What rock elm looks like

Size and shape

  • Reaches 25 metres high.
  • Trunk up to 75 centimetres in diameter.
  • Cylindrical shape.


  • Leathery leaves (5 to 10 centimetres long).
  • Dark green, shiny and smooth upper surface.
  • Paler green and hairy lower surface.
  • Bright yellow in the fall.


  • Dark grey bark with traces of red.
  • Shaggy and furrowed.
  • Corky ridges on branches.


  • Flowers are greenish red and grow in clusters (up to 3 centimetres long).


  • Oval winged seeds (10 to 15 millimeters).
  • Hairy.

Where rock elm is found

Rock elm is primarily found in Southern Ontario south of the Canadian Shield.

What you need to know to grow rock elm

  • Moisture: grows best in dry, well drained sites.
  • Soil: commonly found on shallow soil over limestone bedrock (hence the common name) but tolerates many soil types.
  • Shade: requires full sun for growth.
  • Cautions:
    • Dutch elm disease: Dutch elm disease is caused by an invasive fungus that develops in tissues under the bark.
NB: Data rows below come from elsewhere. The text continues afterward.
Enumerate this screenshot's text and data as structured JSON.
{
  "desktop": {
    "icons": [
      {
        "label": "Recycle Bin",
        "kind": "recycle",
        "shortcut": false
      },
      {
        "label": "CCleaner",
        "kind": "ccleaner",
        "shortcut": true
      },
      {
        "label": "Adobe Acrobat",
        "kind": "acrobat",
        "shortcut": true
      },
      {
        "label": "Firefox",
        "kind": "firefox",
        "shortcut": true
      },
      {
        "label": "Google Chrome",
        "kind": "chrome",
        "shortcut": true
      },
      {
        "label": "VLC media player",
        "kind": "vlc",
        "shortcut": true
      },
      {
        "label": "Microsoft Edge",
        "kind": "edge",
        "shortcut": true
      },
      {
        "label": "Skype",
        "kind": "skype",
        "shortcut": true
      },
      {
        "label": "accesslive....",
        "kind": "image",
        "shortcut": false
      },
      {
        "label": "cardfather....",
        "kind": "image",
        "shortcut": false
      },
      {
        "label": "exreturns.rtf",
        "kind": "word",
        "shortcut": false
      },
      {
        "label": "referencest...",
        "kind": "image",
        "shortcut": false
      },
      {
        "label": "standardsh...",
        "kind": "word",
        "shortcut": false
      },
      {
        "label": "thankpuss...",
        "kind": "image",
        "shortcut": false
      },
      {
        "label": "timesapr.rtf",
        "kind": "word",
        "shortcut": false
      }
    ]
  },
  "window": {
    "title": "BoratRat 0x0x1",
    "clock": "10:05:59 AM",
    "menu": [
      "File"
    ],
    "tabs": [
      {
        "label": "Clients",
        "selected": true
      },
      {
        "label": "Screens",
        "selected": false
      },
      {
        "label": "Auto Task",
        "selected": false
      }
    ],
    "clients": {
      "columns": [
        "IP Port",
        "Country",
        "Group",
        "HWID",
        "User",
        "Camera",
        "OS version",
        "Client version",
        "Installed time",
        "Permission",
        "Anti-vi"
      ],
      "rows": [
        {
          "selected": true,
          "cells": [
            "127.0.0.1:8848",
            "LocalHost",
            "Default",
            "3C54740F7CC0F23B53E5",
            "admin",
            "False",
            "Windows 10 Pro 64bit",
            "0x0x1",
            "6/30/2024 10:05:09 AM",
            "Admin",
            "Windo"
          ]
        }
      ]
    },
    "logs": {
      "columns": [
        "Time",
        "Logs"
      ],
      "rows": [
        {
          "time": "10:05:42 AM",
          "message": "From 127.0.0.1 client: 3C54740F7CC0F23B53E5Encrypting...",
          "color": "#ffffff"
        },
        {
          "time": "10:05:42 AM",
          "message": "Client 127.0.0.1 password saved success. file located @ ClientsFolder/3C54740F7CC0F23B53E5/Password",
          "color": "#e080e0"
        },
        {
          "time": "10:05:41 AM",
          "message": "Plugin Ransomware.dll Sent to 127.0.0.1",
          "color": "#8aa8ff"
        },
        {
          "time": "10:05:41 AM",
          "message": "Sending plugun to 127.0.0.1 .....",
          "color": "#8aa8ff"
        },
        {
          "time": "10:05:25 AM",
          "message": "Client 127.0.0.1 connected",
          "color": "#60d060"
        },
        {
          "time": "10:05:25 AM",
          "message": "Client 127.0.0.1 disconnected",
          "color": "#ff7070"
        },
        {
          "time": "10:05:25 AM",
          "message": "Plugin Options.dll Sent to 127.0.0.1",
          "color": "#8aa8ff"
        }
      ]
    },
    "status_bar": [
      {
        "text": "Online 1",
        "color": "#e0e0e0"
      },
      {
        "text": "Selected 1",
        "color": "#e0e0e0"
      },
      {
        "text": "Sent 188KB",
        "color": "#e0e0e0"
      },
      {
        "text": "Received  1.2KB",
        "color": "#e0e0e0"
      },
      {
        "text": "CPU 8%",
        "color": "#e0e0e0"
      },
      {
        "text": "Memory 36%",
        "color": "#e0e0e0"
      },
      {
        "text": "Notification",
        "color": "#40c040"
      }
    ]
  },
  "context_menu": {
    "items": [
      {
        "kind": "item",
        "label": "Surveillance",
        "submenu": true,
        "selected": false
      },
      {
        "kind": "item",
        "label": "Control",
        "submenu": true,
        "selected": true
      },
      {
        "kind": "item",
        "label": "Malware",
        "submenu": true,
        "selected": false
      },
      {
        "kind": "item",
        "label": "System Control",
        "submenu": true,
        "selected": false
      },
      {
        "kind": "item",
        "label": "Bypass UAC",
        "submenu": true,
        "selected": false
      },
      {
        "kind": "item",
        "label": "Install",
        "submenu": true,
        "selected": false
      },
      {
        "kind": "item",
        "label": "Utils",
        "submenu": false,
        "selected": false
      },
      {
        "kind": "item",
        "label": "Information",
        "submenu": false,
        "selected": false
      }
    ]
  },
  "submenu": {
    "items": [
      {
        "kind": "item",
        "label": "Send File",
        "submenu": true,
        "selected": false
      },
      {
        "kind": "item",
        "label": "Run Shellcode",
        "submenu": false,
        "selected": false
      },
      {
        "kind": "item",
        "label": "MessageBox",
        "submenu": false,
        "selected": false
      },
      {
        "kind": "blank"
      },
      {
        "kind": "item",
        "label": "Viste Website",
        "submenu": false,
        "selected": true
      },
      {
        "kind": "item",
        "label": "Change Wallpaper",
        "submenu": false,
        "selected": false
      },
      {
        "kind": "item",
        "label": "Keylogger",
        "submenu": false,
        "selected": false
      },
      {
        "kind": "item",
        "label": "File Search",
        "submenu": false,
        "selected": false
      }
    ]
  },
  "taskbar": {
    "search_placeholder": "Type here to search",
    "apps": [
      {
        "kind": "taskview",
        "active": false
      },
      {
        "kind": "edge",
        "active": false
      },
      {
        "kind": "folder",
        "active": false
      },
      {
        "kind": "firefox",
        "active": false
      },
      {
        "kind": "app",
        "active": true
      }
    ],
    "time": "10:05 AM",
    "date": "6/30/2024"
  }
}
Foliage begins to wilt and eventually stops growing. Infections usually kill the tree in 1 to 3 years. Control measures include removing dead foliage and branches, avoiding transport and use of wood and injecting fungicides.

Benefits and uses of rock elm

Wildlife benefits

Rock elm is a food source for many species, including:

  • rabbits
  • white-tailed deer
  • squirrels
  • many birds

Commercial uses

Rock elm trees produce strong, dependable wood that was once used for piano frames and hockey sticks. Rock elm products are no longer available in commercial quantities.

Fun facts about rock elm

  • Rock elm trees can live up to 175 years.
  • Rock elm trees produce seeds every 3 to 4 years.